CMS is currently working on an innovative approach to health care spending, called the accountable care initiative. The idea is to coordinate care within accountable care organizations in order to provide better patient outcomes and quicker recovery times, while reducing the number of admissions and re-admissions.
And it’s working. Conway said the country has 500 accountable care organizations, and together they’ve resulted in a cumulative total of more than $1 billion in savings. And the program is still in the early stages; the organizations are still learning how to do the work, and CMS is still learning how to partner with them effectively.

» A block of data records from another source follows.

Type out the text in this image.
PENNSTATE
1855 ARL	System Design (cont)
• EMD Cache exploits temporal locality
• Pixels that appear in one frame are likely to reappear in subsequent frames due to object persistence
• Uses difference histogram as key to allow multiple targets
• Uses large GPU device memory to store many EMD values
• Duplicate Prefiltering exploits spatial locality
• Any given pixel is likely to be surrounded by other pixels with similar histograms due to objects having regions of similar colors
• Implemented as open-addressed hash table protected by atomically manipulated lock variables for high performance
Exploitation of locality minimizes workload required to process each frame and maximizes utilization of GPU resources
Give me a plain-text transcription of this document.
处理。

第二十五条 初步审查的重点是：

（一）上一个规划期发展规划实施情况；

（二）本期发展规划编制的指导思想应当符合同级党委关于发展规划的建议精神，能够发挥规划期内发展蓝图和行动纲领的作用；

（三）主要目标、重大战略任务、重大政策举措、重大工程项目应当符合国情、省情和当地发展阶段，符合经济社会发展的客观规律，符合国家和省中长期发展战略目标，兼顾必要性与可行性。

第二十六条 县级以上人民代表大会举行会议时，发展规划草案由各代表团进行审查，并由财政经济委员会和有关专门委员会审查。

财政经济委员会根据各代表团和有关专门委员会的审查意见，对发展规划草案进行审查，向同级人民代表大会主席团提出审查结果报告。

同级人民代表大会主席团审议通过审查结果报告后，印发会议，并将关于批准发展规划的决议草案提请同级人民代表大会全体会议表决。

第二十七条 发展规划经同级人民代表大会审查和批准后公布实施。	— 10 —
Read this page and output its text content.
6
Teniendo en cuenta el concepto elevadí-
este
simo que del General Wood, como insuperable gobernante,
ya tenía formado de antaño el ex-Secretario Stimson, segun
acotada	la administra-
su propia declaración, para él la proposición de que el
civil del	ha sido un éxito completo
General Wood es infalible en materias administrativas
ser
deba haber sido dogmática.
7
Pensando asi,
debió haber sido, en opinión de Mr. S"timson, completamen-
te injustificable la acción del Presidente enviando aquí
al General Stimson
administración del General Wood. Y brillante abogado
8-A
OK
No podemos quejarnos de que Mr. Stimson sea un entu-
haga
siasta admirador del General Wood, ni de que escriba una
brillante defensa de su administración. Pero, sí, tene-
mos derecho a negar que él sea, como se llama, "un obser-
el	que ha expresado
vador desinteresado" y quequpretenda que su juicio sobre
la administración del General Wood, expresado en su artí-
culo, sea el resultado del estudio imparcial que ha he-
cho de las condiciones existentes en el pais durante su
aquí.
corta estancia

The core concept of the program is to get the patient to spend as little time in hospitals and emergency rooms as possible, focusing instead on visits to primary care providers and home-based recovery programs. Conway repeatedly used the phrase “home and healthy” to emphasize this point.
But just because the patient is home doesn’t mean they’ve stopped receiving care.
“By using electronic health records and, I’d say technology broadly — including telehealth and other technologies — we’re seeing ACO’s monitor patients at home for complications, like weight gain for congestive heart failure,” Conway told the Federal Drive with Tom Temin.
In fact, by focusing on quality of care in order to reduce health episodes or complications that lead to readmissions, the patients actually receive better care while CMS saves money.
“We’re seeing great success in terms of improving quality and lowering costs,” Conway said. “Prior to these payment models, for example, if a patient were to be readmitted to a hospital, we would pay that hospital again. So the incentive was really misaligned with what you’d want for your own mother or family member, which is well-coordinated care, no infections or complications, and getting home and healthy as quick as possible.”
Conway said that in the previous model, physicians were paid by volume of patients, which incentivized them to deprioritize quality of care in favor of moving as many patients through the office as possible. Now, the pay is based on the needs of the patient.
CMS is also applying the same principles to Medicaid and the Children’s Health Insurance Program, working with 37 states to improve care for infants and children. This is key to its strategy of improving overall health while reducing costs. Conway said the first five years can set a person’s health trajectory for life.
One of its biggest initiatives is attempting to lower preterm birth rates, because they are extremely expensive and complications from preterm birth can affect a child’s health for years.
“It’s a series of interventions to try to decrease preterm birth, and we’re seeing states and communities and nationally [we’re] moving in the right direction,” Conway said. “[There’s] still much more work to do. For example, we still have disparities in preterm birth in terms of race and ethnic disparities in this country.”
Conway also noted that race and ethnic disparities tend to correlate with wealth and poverty disparities.
He said another initiative involves the Partnership for Patients, a series of networks that promotes reducing preventable harm and adverse events. Conway said that translates to 2 million injuries, infections and adverse events avoided, 87,000 lives saved, and $20 billion in cost savings.
“To make it tangible, I remember taking care of a child who died from a central line infection when I was a resident,” Conway said. “We’ve decreased these bloodstream infections by more than 60 percent nationally. These are real people who avoid either death or a significant infection and are able to go home and healthy instead, which is why we do this work.”